I also suggest that you encourage people to be very careful who they involve in the process (especially people they are tempted to confront) until this self-surety that is less subject to external influence naturally evolves.  I also want you to get that memory of horrible events does not just come up for nothing.  It does not just come out of thin air.  You cannot have a wonderful childhood and suddenly start having memories of horrific events.  Strictly energetically speaking, this is not vibrationally possible.  So, whether a horrific memory is false or real, if it is coming up, it is indicative of something serious and very real going on within a person (usually emotionally).                
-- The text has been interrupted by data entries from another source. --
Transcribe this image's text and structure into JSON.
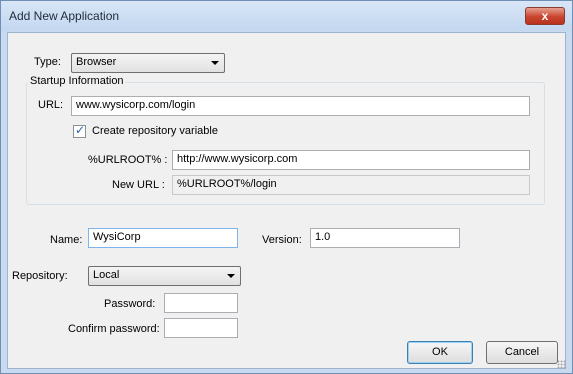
{
  "window": {
    "title": "Add New Application",
    "close_label": "x"
  },
  "type": {
    "label": "Type:",
    "value": "Browser"
  },
  "startup": {
    "group_title": "Startup Information",
    "url_label": "URL:",
    "url_value": "www.wysicorp.com/login",
    "create_var_label": "Create repository variable",
    "create_var_checked": true,
    "urlroot_label": "%URLROOT% :",
    "urlroot_value": "http://www.wysicorp.com",
    "newurl_label": "New URL :",
    "newurl_value": "%URLROOT%/login"
  },
  "details": {
    "name_label": "Name:",
    "name_value": "WysiCorp",
    "version_label": "Version:",
    "version_value": "1.0",
    "repository_label": "Repository:",
    "repository_value": "Local",
    "password_label": "Password:",
    "password_value": "",
    "confirm_label": "Confirm password:",
    "confirm_value": ""
  },
  "buttons": {
    "ok": "OK",
    "cancel": "Cancel"
  }
}
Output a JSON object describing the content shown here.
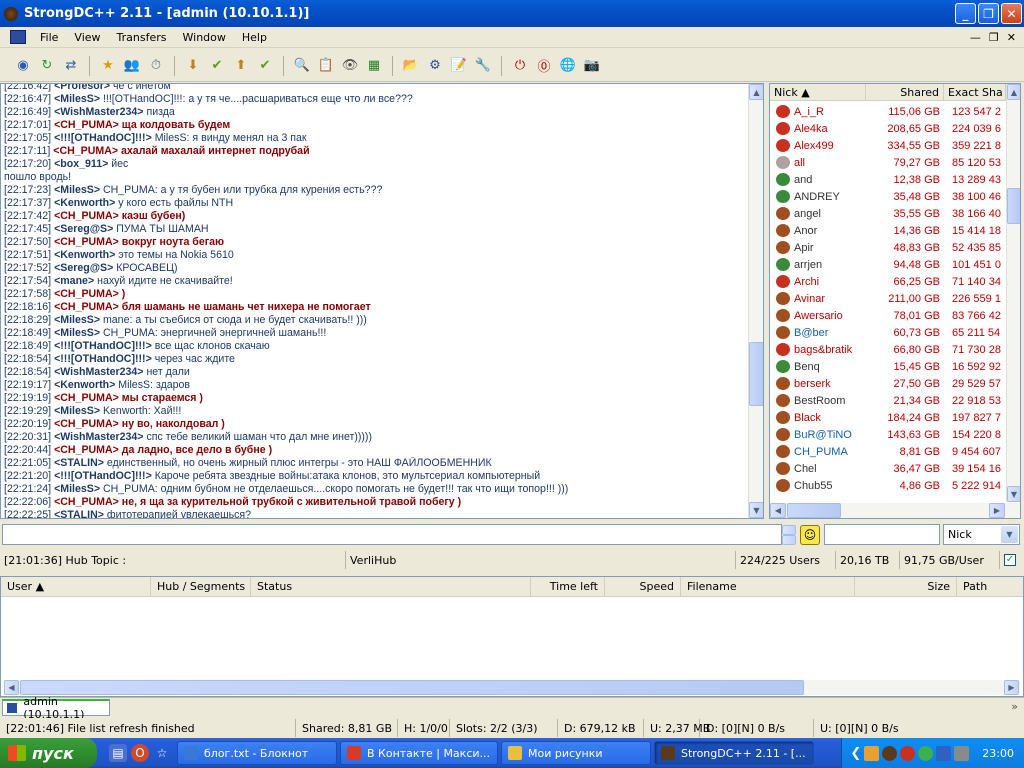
{
  "window": {
    "title": "StrongDC++ 2.11 - [admin (10.10.1.1)]"
  },
  "menu": [
    "File",
    "View",
    "Transfers",
    "Window",
    "Help"
  ],
  "toolbar_icons": [
    "connect-icon",
    "reconnect-icon",
    "follow-redirect-icon",
    "favorites-icon",
    "favorite-users-icon",
    "recent-hubs-icon",
    "download-queue-icon",
    "finished-downloads-icon",
    "upload-queue-icon",
    "finished-uploads-icon",
    "search-icon",
    "adl-search-icon",
    "search-spy-icon",
    "network-stats-icon",
    "open-file-list-icon",
    "settings-icon",
    "notepad-icon",
    "cdm-debug-icon",
    "shutdown-icon",
    "limiter-icon",
    "plugins-icon",
    "away-icon"
  ],
  "chat": [
    {
      "ts": "[22:16:42]",
      "nick": "<Profesor>",
      "text": "че с инетом",
      "hi": false
    },
    {
      "ts": "[22:16:47]",
      "nick": "<MilesS>",
      "text": "!!![OTHandOC]!!!: а у тя че....расшариваться еще что ли все???",
      "hi": false
    },
    {
      "ts": "[22:16:49]",
      "nick": "<WishMaster234>",
      "text": "пизда",
      "hi": false
    },
    {
      "ts": "[22:17:01]",
      "nick": "<CH_PUMA>",
      "text": "ща колдовать будем",
      "hi": true
    },
    {
      "ts": "[22:17:05]",
      "nick": "<!!![OTHandOC]!!!>",
      "text": "MilesS: я винду менял на 3 пак",
      "hi": false
    },
    {
      "ts": "[22:17:11]",
      "nick": "<CH_PUMA>",
      "text": "ахалай махалай интернет подрубай",
      "hi": true
    },
    {
      "ts": "[22:17:20]",
      "nick": "<box_911>",
      "text": "йес",
      "hi": false
    },
    {
      "ts": "",
      "nick": "",
      "text": "пошло вродь!",
      "hi": false
    },
    {
      "ts": "[22:17:23]",
      "nick": "<MilesS>",
      "text": "CH_PUMA: а у тя бубен или трубка для курения есть???",
      "hi": false
    },
    {
      "ts": "[22:17:37]",
      "nick": "<Kenworth>",
      "text": "у кого есть файлы NTH",
      "hi": false
    },
    {
      "ts": "[22:17:42]",
      "nick": "<CH_PUMA>",
      "text": "каэш бубен)",
      "hi": true
    },
    {
      "ts": "[22:17:45]",
      "nick": "<Sereg@S>",
      "text": "ПУМА ТЫ ШАМАН",
      "hi": false
    },
    {
      "ts": "[22:17:50]",
      "nick": "<CH_PUMA>",
      "text": "вокруг ноута бегаю",
      "hi": true
    },
    {
      "ts": "[22:17:51]",
      "nick": "<Kenworth>",
      "text": "это темы на Nokia 5610",
      "hi": false
    },
    {
      "ts": "[22:17:52]",
      "nick": "<Sereg@S>",
      "text": "КРОСАВЕЦ)",
      "hi": false
    },
    {
      "ts": "[22:17:54]",
      "nick": "<mane>",
      "text": "нахуй идите не скачивайте!",
      "hi": false
    },
    {
      "ts": "[22:17:58]",
      "nick": "<CH_PUMA>",
      "text": ")",
      "hi": true
    },
    {
      "ts": "[22:18:16]",
      "nick": "<CH_PUMA>",
      "text": "бля шамань не шамань чет нихера не помогает",
      "hi": true
    },
    {
      "ts": "[22:18:29]",
      "nick": "<MilesS>",
      "text": "mane: а ты съебися от сюда и не будет скачивать!! )))",
      "hi": false
    },
    {
      "ts": "[22:18:49]",
      "nick": "<MilesS>",
      "text": "CH_PUMA: энергичней энергичней шамань!!!",
      "hi": false
    },
    {
      "ts": "[22:18:49]",
      "nick": "<!!![OTHandOC]!!!>",
      "text": "все щас клонов скачаю",
      "hi": false
    },
    {
      "ts": "[22:18:54]",
      "nick": "<!!![OTHandOC]!!!>",
      "text": "через час ждите",
      "hi": false
    },
    {
      "ts": "[22:18:54]",
      "nick": "<WishMaster234>",
      "text": "нет дали",
      "hi": false
    },
    {
      "ts": "[22:19:17]",
      "nick": "<Kenworth>",
      "text": "MilesS: здаров",
      "hi": false
    },
    {
      "ts": "[22:19:19]",
      "nick": "<CH_PUMA>",
      "text": "мы стараемся )",
      "hi": true
    },
    {
      "ts": "[22:19:29]",
      "nick": "<MilesS>",
      "text": "Kenworth: Хай!!!",
      "hi": false
    },
    {
      "ts": "[22:20:19]",
      "nick": "<CH_PUMA>",
      "text": "ну во, наколдовал )",
      "hi": true
    },
    {
      "ts": "[22:20:31]",
      "nick": "<WishMaster234>",
      "text": "спс тебе великий шаман что дал мне инет)))))",
      "hi": false
    },
    {
      "ts": "[22:20:44]",
      "nick": "<CH_PUMA>",
      "text": "да ладно, все дело в бубне )",
      "hi": true
    },
    {
      "ts": "[22:21:05]",
      "nick": "<STALIN>",
      "text": "единственный, но очень жирный плюс интегры - это НАШ ФАЙЛООБМЕННИК",
      "hi": false
    },
    {
      "ts": "[22:21:20]",
      "nick": "<!!![OTHandOC]!!!>",
      "text": "Кароче ребята звездные войны:атака клонов, это мультсериал компьютерный",
      "hi": false
    },
    {
      "ts": "[22:21:24]",
      "nick": "<MilesS>",
      "text": "CH_PUMA: одним бубном не отделаешься....скоро помогать не будет!!! так что ищи топор!!! )))",
      "hi": false
    },
    {
      "ts": "[22:22:06]",
      "nick": "<CH_PUMA>",
      "text": "не, я ща за курительной трубкой с живительной травой побегу )",
      "hi": true
    },
    {
      "ts": "[22:22:25]",
      "nick": "<STALIN>",
      "text": "фитотерапией увлекаешься?",
      "hi": false
    }
  ],
  "userlist": {
    "columns": [
      "Nick",
      "Shared",
      "Exact Sha"
    ],
    "rows": [
      {
        "nick": "A_i_R",
        "shared": "115,06 GB",
        "exact": "123 547 2",
        "icon": "#c83020",
        "color": "#c00000"
      },
      {
        "nick": "Ale4ka",
        "shared": "208,65 GB",
        "exact": "224 039 6",
        "icon": "#c83020",
        "color": "#c00000"
      },
      {
        "nick": "Alex499",
        "shared": "334,55 GB",
        "exact": "359 221 8",
        "icon": "#c83020",
        "color": "#c00000"
      },
      {
        "nick": "all",
        "shared": "79,27 GB",
        "exact": "85 120 53",
        "icon": "#b0a0a0",
        "color": "#c00000"
      },
      {
        "nick": "and",
        "shared": "12,38 GB",
        "exact": "13 289 43",
        "icon": "#3a8a3a",
        "color": "#333333"
      },
      {
        "nick": "ANDREY",
        "shared": "35,48 GB",
        "exact": "38 100 46",
        "icon": "#3a8a3a",
        "color": "#333333"
      },
      {
        "nick": "angel",
        "shared": "35,55 GB",
        "exact": "38 166 40",
        "icon": "#a05020",
        "color": "#333333"
      },
      {
        "nick": "Anor",
        "shared": "14,36 GB",
        "exact": "15 414 18",
        "icon": "#a05020",
        "color": "#333333"
      },
      {
        "nick": "Apir",
        "shared": "48,83 GB",
        "exact": "52 435 85",
        "icon": "#a05020",
        "color": "#333333"
      },
      {
        "nick": "arrjen",
        "shared": "94,48 GB",
        "exact": "101 451 0",
        "icon": "#3a8a3a",
        "color": "#333333"
      },
      {
        "nick": "Archi",
        "shared": "66,25 GB",
        "exact": "71 140 34",
        "icon": "#c83020",
        "color": "#c00000"
      },
      {
        "nick": "Avinar",
        "shared": "211,00 GB",
        "exact": "226 559 1",
        "icon": "#a05020",
        "color": "#c00000"
      },
      {
        "nick": "Awersario",
        "shared": "78,01 GB",
        "exact": "83 766 42",
        "icon": "#a05020",
        "color": "#c00000"
      },
      {
        "nick": "B@ber",
        "shared": "60,73 GB",
        "exact": "65 211 54",
        "icon": "#a05020",
        "color": "#1060b0"
      },
      {
        "nick": "bags&bratik",
        "shared": "66,80 GB",
        "exact": "71 730 28",
        "icon": "#c83020",
        "color": "#c00000"
      },
      {
        "nick": "Benq",
        "shared": "15,45 GB",
        "exact": "16 592 92",
        "icon": "#3a8a3a",
        "color": "#333333"
      },
      {
        "nick": "berserk",
        "shared": "27,50 GB",
        "exact": "29 529 57",
        "icon": "#a05020",
        "color": "#c00000"
      },
      {
        "nick": "BestRoom",
        "shared": "21,34 GB",
        "exact": "22 918 53",
        "icon": "#a05020",
        "color": "#333333"
      },
      {
        "nick": "Black",
        "shared": "184,24 GB",
        "exact": "197 827 7",
        "icon": "#a05020",
        "color": "#c00000"
      },
      {
        "nick": "BuR@TiNO",
        "shared": "143,63 GB",
        "exact": "154 220 8",
        "icon": "#a05020",
        "color": "#1060b0"
      },
      {
        "nick": "CH_PUMA",
        "shared": "8,81 GB",
        "exact": "9 454 607",
        "icon": "#a05020",
        "color": "#1060b0"
      },
      {
        "nick": "Chel",
        "shared": "36,47 GB",
        "exact": "39 154 16",
        "icon": "#a05020",
        "color": "#333333"
      },
      {
        "nick": "Chub55",
        "shared": "4,86 GB",
        "exact": "5 222 914",
        "icon": "#a05020",
        "color": "#333333"
      }
    ]
  },
  "msgbar": {
    "nick_select": "Nick"
  },
  "hub_status": {
    "topic": "[21:01:36] Hub Topic :",
    "hub_name": "VerliHub",
    "users": "224/225 Users",
    "shared": "20,16 TB",
    "per_user": "91,75 GB/User"
  },
  "transfers": {
    "columns": [
      "User",
      "Hub / Segments",
      "Status",
      "Time left",
      "Speed",
      "Filename",
      "Size",
      "Path"
    ]
  },
  "tabs": {
    "hub_tab": "admin (10.10.1.1)"
  },
  "status": {
    "message": "[22:01:46] File list refresh finished",
    "shared": "Shared: 8,81 GB",
    "hubs": "H: 1/0/0",
    "slots": "Slots: 2/2 (3/3)",
    "down": "D: 679,12 kB",
    "up": "U: 2,37 MB",
    "down_rate": "D: [0][N] 0 B/s",
    "up_rate": "U: [0][N] 0 B/s"
  },
  "taskbar": {
    "start": "пуск",
    "tasks": [
      {
        "label": "блог.txt - Блокнот",
        "icon": "#3a78d8",
        "active": false
      },
      {
        "label": "В Контакте | Макси...",
        "icon": "#d83a2a",
        "active": false
      },
      {
        "label": "Мои рисунки",
        "icon": "#e8c040",
        "active": false
      },
      {
        "label": "StrongDC++ 2.11 - [...",
        "icon": "#5a3a1a",
        "active": true
      }
    ],
    "clock": "23:00"
  }
}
I have said that our minds need to stay open to the idea of false memory.  But I’m going to end this episode by making you aware of just how seriously delicate the topic of false memory is.  Right now, I want you to close your eyes and I want you to think of the worst thing that ever happened to you.  Maybe it was when you were raped. Maybe it was when your dog died.  Maybe it was when your parents got a divorce.  Maybe it was an accident you got into.  I want you to relive it.  Remember every last thing you can possibly remember about it.  I want you to stop this video and remember it in as much detail as possible.  Do that now and start the video up again once you have done that.  
Now, with that memory alive in your being, imagine that I told you it never happened.  I do not believe you that it happened because it conflicts with what I know to be true.  Imagine I told you that I was there with you that day and I know for a fact it didn’t happen.  In fact, I have an interesting article you should read about false memory.   First of all, did I convince you?  Second, imagine the absolute desperation of being unable to prove to me that it did in fact happen.  Imagine if everyone around you agreed with me?  Do you feel like you’re going crazy yet?  This is the life that so many victims of abuse are forced to live out as a result of the craze of the false memory defense.  My suggestion is to never do that to another human being.  And most especially, never do that to yourself.